Featured Story

Reporter obituary: Bronson O’Reilly

COURTESY PHOTO | Bronson O'Reilly
COURTESY PHOTO | Bronson O’Reilly

Bronson O’Reilly died on November 23, 2013 with his wife and children at his side. He was 93. Although slowing down in recent years, he was still exercising, keeping up with events and storytelling until the final 10 days of his life, his family said.

Bronson was born in Plainfield, New Jersey on April 1, 1920. In 1923, the family moved to Shelter Island when his father was hired as caretaker at Sylvester Manor. His mother Mary (Meehan) and father Luke were Irish immigrants and he had two brothers, Luke and Gil.

Bronson graduated from Shelter Island High School in 1937 and after much frustration looking for work in New York City, he joined the U.S. Navy in 1938 and trained as a meteorologist. On December 7, 1941, he was stationed at the Kaneohe Naval Air Station in Oahu when the Japanese attacked this air base first and eight minutes later, the ships at Pearl Harbor. During the attack, he and two of his mates, using Springfield rifles, shot down the only Japanese plane lost in the attack on Kaneohe.

During the war, he went on many flights over the Pacific into enemy territory to study approaching weather  patterns and typhoons. As a result of these flights, he was awarded the Naval Air Medal and a commendation by President Truman. As the war went on, he made a commitment to himself that, if he survived, he would do all he could to promote a world without war.

He had an unwavering moral compass, his family wrote, that guided him and impressed people he touched through his business, political and personal life.

After the war, he studied political science at Colgate University, graduating in 1948. Soon after, he met Lillian Scheideler while she was vacationing on Shelter Island and they wed in 1949.

As a Democrat representing Suffolk County, Bronson made an unsuccessful bid for the U.S. Congress in 1956. A strong advocate of education, he ran on the issue of the U.S. falling behind the Soviet Union in educating engineers and scientists.

Bronson and Lillian and their growing family moved to Washington State for seven years, before settling with their eight children in Santa Barbara, California in 1964.

Starting in the early 1950s, Bronson was a sales representative and later an executive and entrepreneur, importing and inventing typewriters and business machines. He was a regular traveler to Japan and ended his career developing the Sierra typewriter and marketing it in the U.S., selling the patent in 1985 to JUKI and retiring as president of JUKI USA.

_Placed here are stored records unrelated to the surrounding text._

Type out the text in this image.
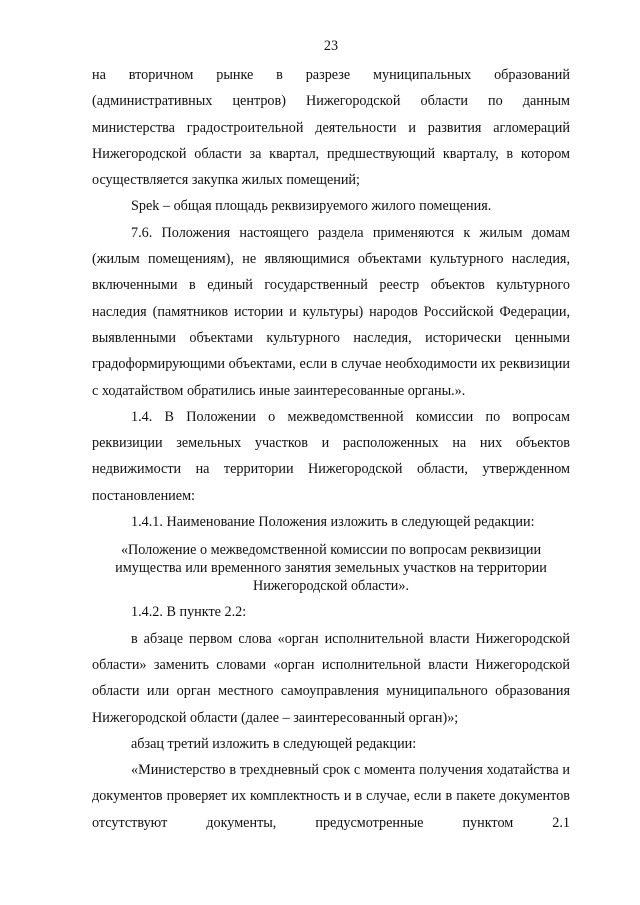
23

на вторичном рынке в разрезе муниципальных образований (административных центров) Нижегородской области по данным министерства градостроительной деятельности и развития агломераций Нижегородской области за квартал, предшествующий кварталу, в котором осуществляется закупка жилых помещений;

Spek – общая площадь реквизируемого жилого помещения.

7.6. Положения настоящего раздела применяются к жилым домам (жилым помещениям), не являющимися объектами культурного наследия, включенными в единый государственный реестр объектов культурного наследия (памятников истории и культуры) народов Российской Федерации, выявленными объектами культурного наследия, исторически ценными градоформирующими объектами, если в случае необходимости их реквизиции с ходатайством обратились иные заинтересованные органы.».

1.4. В Положении о межведомственной комиссии по вопросам реквизиции земельных участков и расположенных на них объектов недвижимости на территории Нижегородской области, утвержденном постановлением:

1.4.1. Наименование Положения изложить в следующей редакции:

«Положение о межведомственной комиссии по вопросам реквизиции имущества или временного занятия земельных участков на территории Нижегородской области».

1.4.2. В пункте 2.2:

в абзаце первом слова «орган исполнительной власти Нижегородской области» заменить словами «орган исполнительной власти Нижегородской области или орган местного самоуправления муниципального образования Нижегородской области (далее – заинтересованный орган)»;

абзац третий изложить в следующей редакции:

«Министерство в трехдневный срок с момента получения ходатайства и документов проверяет их комплектность и в случае, если в пакете документов отсутствуют документы, предусмотренные пунктом 2.1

He had a soft spot for fellow travelers. He brought home hitchhikers, some new friends he may have met at a café, or a heavily laden cyclist with a foreign flag on his pack. There were so many visitors, his family said, including 20 graduating high school students from Oregon, a Cuban theatre company, four young French engineers, Peace Walkers, Australian walkers and even the first lady of Nicaragua.

He loved to share stories, especially about his childhood on Shelter Island where he caddied for 85 cents a game, trapped muskrats and sold the skins to Sears Roebuck for $1 each and worked at the Chequit Inn to help support the family after his father’s death when Bronson was 14 years old.

Over the years he felt very connected to the Island and his many friends. He put together his class’s 50th high school reunion even though he was living on the West Coast. After retirement he made many trips to the Island. It was like he had never left, always welcomed with open arms, his family said.

Bronson is survived by his wife Lillian, his children Kevin (Jean), Maureen (Murray), Colleen, Shannon (Ninoska), Rory (Laura), Tara, Siobhan and Cathlin (Peter); 20 grandchildren and four great-grandchildren.

Services were held at the Santa Barbara Mission on November 27. A celebration in memory of Bronson’s life was held on New Year’s Eve 2013 at the family’s home.